Placenta encapsulation is a more recent way to connect with the energy of this amazing organ. Popularized by midwife Raven Lang in the 80s it is now commonly done in natural birth circles throughout the western world. Though there is not much scientific research regarding encapsulation, the anecdotal evidence is promising. Mothers report less post partum depression, speedier recovery time, and increased milk production. I would encourage you to consume your placenta after birth either raw or encapsulated if you are drawn to do so. However, in my work with placenta, I’ve seen it heal much more than this.
One of the most powerful experiences I had the honor of being a part of came from two best friends, their babies only a few months apart.
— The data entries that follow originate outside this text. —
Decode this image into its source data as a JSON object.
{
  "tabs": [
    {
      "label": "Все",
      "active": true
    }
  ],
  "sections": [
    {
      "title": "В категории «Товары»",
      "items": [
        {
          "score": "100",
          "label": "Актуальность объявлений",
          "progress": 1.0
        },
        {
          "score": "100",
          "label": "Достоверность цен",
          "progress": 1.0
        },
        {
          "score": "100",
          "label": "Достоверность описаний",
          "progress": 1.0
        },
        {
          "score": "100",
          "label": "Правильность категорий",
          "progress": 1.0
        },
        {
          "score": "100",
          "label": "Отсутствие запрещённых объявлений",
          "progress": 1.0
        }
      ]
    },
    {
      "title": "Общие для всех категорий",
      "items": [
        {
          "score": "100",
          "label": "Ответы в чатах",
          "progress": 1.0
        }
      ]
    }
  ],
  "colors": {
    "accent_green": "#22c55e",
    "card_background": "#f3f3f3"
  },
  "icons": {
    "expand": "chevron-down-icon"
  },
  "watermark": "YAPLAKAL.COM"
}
The first woman had a hospital birth that did not go the way she had intended and she was handling a lot of grief around her experience these many months later. My client, was able to birth in a birth center and decided to encapsulate the placenta. She suggested to her friend that she come and help. As I washed and prepared the placenta, the best friend slowly began to watch with curiosity. I suggested she take over and she began rinsing the placenta in the sink. When she took this gift of life into her hands, I could see her whole body melt. She continued to rinse and massage the placenta, and soon started sobbing. Seeing that she was deeply reconnecting to the birth of her child, my client and I left the room so she could have some time to herself. After a bit, we came back to the kitchen and we both just put our hand on her shoulders and stood together. Sisters. Women. Carriers of life. The gateway to this world. Taking time to share gratitude with this gift of life, created a powerful moment of connection. A knowing that we had the ability to heal each other.